Legal practitioner and Editor of the Ghanaian Observer newspaper says the government’s reversal of the sale of a government bungalow to Jake Obetsebi-Lamptey was wrong and illegal.
He said it was regrettable that cabinet purported to vary the rights of a private citizen who had entered into a legally binding contract with an independent state institution – the Lands Commission.
Mr Faibille was speaking on Joy FM’s news analysis programme Newsfile Saturday on the decision of the government to revoke a sale of government land to the New Patriotic Party Chairman, Mr Obetsebi-Lamptey.
The government’s decision followed a Supreme Court decision dismissing an application brought by Mr Samuel Okudzeto Ablakwa and Dr Omane Boamah seeking a declaration, amongst others, that Jake’s acquisition of the property constituted an abuse of power, conflict of interest, corruption, unconstitutional and therefore null and void.
The court, in a 9 – 0 decision dismissed the claims of corruption, conflict of interest, abuse of office, cronyism against Mr Obtsebi-Lamptey, and by a 6 – 3 decision noted the process used in acquiring the property, contrary to the claimants’ claims, was not unfair and illegal.
A day after the court’s ruling, government issued a statement saying it was no longer selling the property, an action, Mr Faibille believes was clearly illegal.
Quoting Section 265 of the 1992 Constitution which states that “Except as otherwise provided in this constitution or in any other law which is not inconsistent with this Constitution, the Lands Commission shall not be subject to the direction or control of any person or authority, in the performance of its functions,” Egbert wondered whether by an executive action, nullify a decision by an independent public body such as the Lands Commission.
He said Section 6 of the Lands Commission Act 2008 (Act 767) also asserts the independence of the Commission. He contended it was unlawful to interfere with the decision of the Commission.

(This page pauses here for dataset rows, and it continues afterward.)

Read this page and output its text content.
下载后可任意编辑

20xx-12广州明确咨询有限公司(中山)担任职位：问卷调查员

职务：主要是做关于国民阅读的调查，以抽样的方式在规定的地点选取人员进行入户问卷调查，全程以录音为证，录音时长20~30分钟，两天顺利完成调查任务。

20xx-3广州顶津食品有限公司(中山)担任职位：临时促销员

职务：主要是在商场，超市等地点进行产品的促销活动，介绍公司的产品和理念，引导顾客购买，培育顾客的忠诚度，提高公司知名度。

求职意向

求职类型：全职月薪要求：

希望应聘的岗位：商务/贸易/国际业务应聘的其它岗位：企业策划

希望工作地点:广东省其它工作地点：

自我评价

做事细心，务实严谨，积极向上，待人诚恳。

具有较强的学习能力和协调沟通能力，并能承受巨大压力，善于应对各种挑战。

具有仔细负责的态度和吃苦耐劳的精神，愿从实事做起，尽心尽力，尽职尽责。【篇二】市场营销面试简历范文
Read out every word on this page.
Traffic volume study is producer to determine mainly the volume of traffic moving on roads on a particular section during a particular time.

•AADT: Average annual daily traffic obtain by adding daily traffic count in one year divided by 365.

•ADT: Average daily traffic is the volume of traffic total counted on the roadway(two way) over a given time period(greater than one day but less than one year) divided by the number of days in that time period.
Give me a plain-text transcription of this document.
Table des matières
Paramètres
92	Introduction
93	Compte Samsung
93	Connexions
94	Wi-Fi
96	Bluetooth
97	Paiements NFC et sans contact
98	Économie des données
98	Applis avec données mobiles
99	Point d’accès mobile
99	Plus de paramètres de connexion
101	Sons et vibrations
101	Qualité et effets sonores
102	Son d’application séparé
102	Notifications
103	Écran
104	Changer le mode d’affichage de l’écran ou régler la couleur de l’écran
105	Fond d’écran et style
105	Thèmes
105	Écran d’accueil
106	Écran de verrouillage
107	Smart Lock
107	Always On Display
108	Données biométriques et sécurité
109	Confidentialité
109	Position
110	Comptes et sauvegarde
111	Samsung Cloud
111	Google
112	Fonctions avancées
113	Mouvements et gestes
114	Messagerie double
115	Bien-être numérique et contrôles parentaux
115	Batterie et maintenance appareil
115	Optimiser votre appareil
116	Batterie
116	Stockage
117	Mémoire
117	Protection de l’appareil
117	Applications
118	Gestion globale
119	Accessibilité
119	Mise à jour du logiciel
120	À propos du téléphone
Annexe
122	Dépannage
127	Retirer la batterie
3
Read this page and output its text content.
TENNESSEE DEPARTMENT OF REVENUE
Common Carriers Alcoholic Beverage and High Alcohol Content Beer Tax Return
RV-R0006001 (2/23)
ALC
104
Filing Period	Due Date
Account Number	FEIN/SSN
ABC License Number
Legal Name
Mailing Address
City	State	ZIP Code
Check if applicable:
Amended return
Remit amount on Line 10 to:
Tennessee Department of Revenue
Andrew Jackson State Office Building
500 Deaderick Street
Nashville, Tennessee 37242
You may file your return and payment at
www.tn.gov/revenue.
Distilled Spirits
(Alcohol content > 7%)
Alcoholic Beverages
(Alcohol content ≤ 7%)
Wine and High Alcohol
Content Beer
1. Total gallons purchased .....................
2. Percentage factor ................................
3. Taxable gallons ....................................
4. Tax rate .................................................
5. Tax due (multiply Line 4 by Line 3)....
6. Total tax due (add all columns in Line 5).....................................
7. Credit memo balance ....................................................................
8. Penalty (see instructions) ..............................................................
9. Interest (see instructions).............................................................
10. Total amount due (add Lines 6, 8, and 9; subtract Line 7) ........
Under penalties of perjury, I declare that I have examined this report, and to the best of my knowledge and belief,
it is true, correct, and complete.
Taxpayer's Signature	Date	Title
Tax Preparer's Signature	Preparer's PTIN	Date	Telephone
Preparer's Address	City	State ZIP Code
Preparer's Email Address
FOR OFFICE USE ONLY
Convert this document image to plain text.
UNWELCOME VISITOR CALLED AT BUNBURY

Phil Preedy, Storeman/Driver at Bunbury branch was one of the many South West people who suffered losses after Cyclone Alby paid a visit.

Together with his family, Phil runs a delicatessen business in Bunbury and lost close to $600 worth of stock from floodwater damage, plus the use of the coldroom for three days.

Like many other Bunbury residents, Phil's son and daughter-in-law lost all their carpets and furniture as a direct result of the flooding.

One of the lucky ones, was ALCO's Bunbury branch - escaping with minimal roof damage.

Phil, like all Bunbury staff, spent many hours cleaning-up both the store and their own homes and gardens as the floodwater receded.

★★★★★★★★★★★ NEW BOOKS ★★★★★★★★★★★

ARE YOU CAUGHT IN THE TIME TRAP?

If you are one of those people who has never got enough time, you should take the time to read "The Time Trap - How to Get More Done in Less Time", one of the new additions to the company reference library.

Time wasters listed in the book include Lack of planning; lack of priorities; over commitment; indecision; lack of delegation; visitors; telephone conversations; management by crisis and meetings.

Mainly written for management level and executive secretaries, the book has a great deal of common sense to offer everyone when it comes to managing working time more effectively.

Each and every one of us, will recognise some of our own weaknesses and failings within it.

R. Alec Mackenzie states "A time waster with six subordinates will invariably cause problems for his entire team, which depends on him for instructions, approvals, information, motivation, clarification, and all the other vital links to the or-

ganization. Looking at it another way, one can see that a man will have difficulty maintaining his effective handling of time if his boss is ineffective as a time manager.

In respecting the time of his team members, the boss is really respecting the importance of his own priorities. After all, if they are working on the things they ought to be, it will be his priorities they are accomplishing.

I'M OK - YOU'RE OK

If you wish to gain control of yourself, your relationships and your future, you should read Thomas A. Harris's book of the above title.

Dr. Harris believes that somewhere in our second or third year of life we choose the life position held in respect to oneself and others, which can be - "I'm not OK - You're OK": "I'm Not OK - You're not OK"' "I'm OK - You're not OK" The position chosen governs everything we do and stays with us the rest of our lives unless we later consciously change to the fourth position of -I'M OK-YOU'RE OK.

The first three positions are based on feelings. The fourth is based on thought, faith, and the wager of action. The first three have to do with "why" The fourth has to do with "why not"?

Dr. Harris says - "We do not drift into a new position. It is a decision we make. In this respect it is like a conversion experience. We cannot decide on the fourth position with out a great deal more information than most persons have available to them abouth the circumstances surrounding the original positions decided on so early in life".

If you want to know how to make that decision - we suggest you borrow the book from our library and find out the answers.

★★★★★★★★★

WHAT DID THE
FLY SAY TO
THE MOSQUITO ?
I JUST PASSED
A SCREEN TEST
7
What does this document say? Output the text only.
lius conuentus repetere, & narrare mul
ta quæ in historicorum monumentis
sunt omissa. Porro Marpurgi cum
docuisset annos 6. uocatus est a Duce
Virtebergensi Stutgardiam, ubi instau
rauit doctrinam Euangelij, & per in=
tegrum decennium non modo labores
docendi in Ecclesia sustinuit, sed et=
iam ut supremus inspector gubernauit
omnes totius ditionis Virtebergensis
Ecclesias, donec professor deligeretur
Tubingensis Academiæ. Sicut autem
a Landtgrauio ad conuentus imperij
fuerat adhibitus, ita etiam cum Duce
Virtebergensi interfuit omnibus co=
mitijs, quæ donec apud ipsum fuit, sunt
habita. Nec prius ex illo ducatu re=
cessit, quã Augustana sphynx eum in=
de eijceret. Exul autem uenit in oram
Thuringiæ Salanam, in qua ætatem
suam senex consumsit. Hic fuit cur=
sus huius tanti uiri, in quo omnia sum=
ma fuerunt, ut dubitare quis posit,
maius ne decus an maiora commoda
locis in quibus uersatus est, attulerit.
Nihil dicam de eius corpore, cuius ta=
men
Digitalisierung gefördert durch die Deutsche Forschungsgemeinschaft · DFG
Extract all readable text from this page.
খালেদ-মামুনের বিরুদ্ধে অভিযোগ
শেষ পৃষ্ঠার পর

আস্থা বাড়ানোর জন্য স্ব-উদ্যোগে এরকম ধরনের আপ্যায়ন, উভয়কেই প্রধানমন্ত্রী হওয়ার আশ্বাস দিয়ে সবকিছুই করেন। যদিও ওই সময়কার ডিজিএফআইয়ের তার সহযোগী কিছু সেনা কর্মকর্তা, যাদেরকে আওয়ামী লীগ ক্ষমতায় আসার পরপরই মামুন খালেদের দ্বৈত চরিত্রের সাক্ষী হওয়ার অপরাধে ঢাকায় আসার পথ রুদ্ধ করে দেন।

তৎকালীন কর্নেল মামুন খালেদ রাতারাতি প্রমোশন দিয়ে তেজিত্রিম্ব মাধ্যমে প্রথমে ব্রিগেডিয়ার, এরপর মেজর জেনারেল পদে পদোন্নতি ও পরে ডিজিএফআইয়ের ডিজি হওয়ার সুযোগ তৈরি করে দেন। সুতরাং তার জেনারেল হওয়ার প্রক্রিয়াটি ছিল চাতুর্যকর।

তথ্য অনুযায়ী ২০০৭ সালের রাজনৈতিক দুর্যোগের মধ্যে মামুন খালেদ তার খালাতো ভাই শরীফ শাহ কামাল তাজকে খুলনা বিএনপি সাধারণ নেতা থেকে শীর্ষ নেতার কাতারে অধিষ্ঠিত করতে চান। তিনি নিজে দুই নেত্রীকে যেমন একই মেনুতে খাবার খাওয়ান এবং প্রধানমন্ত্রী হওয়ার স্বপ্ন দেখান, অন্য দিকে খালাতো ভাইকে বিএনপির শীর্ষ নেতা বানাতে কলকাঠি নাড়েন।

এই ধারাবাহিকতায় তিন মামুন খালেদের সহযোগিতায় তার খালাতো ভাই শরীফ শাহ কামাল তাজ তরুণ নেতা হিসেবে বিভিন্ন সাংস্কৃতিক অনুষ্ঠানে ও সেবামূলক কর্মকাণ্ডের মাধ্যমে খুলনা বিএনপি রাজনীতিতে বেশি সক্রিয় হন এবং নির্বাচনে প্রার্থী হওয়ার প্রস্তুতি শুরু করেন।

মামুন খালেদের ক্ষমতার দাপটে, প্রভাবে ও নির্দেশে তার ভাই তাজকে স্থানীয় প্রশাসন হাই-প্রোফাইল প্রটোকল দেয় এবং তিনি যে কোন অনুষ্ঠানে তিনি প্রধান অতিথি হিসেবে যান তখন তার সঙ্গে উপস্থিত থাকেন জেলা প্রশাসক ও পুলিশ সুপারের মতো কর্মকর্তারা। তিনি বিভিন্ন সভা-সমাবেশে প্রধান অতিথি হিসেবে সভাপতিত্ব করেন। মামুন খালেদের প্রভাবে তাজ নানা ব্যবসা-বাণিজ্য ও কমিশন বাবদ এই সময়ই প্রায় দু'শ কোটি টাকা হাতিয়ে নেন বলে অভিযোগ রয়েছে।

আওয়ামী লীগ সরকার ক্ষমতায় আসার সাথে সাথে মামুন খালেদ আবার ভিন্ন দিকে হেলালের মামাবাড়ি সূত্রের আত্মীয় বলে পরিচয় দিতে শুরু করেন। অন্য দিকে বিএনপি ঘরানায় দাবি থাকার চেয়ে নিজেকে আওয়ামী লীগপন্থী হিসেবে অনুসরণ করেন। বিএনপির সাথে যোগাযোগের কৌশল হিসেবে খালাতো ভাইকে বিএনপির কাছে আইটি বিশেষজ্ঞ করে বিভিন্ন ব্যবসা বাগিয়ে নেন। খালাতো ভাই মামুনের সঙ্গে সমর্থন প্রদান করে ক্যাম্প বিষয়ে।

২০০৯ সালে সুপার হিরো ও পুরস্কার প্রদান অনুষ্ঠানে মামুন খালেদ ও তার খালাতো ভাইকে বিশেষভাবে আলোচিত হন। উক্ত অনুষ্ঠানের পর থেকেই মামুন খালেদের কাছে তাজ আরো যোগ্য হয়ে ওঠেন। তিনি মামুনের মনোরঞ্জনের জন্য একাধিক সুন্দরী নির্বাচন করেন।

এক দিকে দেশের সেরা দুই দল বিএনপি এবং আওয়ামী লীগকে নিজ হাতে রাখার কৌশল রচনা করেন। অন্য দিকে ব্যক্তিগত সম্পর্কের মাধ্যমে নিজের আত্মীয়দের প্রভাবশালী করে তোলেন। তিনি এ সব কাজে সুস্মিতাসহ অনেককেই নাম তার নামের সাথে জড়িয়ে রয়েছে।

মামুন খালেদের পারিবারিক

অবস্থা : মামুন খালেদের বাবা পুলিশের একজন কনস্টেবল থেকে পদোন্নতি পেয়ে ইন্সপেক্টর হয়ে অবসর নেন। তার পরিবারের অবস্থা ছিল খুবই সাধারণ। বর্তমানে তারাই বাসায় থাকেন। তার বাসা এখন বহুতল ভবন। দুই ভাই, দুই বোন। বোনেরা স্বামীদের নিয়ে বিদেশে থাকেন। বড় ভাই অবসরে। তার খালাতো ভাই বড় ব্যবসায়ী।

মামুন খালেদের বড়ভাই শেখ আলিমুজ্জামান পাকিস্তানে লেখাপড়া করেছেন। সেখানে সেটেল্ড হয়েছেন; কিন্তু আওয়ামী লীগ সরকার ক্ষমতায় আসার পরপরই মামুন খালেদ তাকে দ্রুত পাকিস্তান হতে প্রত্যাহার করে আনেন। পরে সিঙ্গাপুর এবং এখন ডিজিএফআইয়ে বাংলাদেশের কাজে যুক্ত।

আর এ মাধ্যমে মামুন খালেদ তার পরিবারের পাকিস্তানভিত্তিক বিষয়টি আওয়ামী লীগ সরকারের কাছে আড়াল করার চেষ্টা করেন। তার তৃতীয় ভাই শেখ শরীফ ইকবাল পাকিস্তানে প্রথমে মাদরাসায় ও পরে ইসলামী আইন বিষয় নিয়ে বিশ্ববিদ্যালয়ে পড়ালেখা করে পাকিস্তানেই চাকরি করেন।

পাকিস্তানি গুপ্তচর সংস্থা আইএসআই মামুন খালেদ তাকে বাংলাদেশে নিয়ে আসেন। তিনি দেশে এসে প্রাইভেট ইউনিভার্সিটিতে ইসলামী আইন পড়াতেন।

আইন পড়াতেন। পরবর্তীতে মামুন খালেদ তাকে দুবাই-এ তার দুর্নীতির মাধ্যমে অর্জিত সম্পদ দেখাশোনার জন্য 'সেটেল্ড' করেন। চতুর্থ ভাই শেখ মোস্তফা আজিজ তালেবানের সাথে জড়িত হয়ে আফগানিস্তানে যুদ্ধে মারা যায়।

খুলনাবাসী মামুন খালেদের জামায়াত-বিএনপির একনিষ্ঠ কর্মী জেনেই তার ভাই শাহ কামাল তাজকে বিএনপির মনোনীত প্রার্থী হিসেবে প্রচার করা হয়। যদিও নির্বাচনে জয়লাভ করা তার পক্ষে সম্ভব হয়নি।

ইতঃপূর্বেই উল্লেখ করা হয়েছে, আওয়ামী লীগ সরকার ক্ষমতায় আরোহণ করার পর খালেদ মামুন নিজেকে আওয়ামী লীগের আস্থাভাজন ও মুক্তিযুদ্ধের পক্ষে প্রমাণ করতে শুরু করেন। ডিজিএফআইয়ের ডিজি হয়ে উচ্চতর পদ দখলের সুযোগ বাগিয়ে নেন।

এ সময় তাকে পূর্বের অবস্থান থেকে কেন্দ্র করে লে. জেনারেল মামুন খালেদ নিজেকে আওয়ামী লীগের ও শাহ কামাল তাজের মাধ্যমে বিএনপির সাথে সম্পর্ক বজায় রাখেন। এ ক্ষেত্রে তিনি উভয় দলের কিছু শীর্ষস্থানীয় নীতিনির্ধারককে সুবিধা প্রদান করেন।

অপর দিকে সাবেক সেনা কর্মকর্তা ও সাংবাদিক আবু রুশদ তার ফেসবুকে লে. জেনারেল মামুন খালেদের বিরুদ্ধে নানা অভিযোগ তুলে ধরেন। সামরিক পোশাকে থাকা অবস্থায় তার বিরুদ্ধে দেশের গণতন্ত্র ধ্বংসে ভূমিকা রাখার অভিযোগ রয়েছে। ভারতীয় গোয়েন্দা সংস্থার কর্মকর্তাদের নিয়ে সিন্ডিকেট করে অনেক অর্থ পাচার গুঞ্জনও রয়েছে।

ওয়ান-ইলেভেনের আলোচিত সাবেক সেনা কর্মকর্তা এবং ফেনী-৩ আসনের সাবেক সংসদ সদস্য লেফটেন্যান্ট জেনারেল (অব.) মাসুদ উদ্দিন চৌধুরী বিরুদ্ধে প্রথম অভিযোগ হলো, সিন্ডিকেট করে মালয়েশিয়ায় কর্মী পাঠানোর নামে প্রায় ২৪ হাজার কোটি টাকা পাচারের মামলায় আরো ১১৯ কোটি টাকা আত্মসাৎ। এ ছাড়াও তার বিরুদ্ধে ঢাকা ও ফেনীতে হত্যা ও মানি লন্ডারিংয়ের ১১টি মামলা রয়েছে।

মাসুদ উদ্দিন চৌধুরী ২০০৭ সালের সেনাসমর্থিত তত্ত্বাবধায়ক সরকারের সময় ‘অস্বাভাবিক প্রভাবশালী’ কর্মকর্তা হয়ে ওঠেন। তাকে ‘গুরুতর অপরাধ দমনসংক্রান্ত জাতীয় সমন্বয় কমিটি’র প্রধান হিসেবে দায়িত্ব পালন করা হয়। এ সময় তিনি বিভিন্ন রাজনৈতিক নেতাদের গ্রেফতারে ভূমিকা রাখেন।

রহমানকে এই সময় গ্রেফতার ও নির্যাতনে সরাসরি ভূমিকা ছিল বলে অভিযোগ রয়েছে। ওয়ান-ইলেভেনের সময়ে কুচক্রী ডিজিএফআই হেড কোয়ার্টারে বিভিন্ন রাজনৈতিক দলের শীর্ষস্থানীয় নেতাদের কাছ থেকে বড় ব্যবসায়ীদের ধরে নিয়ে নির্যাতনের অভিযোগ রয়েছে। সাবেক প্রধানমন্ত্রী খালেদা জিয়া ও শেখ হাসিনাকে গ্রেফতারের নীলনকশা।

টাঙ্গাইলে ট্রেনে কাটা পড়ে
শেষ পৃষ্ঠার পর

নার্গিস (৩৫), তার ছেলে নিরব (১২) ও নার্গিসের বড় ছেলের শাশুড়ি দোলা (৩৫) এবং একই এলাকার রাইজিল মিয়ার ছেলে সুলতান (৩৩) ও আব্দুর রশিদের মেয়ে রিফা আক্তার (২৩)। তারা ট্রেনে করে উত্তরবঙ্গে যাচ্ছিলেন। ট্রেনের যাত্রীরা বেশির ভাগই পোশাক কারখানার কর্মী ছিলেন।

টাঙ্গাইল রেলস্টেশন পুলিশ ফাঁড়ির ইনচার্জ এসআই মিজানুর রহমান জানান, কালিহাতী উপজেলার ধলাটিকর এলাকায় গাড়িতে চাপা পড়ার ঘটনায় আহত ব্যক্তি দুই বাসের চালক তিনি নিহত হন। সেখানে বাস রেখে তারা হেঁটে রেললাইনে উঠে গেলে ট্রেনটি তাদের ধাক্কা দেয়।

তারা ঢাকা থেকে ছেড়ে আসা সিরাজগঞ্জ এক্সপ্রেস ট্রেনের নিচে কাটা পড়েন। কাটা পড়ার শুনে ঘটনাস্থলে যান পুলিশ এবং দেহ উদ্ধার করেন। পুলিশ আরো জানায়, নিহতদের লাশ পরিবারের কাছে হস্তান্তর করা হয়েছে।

The Lands Commission could reverse the sale on stated grounds, he said, adding that the government not on its own just reverse the decision without recourse to the Commission.
“The question again for me Kojo, is that in all of this the Lnads Commission is sitting coolly; it is the one that gave the lease and it is the one is to account legally for whether or not the lease is right or wrong; it has not been sued in this matter so as far the Lands Commission is concerned, the lease is regular,” he asserted.
In reference to the fact that the defendants in the case brought by the plaintiff’s included the Attorney-General, Mr Faibille said it was absurd for some members of a government to sue the A-G who is also a member of the government – the fact that the suit was filed before they were appointed into government notwithstanding.
“I am seeing two members of government sue the very government that they are serving. Is this not absurd, that Mr Okudzeto Ablakwa and Dr Omane Boamah, as deputy ministers of the government of the Republic of Ghana between 2009 to the present day, have actually been in court suing the same government?” he asked.
Rejecting the argument that the plaintiffs brought the action in their capacity as private citizens, Egbert said in spite of the fact that when they initiated the action they were private individuals, “today, the whole Cabinet of the Republic of Ghana has actually gone into caucus and said they stand by these individuals and they are prepared to overreach erudite directions of the Supreme Court of the Republic to say virtually in implied terms that to hell with the Supreme Court ruling.”
Mr Faibille is surprised that “a whole government will nail its mast to the private actions of two individuals such that its competence and credibility in the area of rule of law can be called into question either in the course of the life of the government or in the life thereafter of the government.”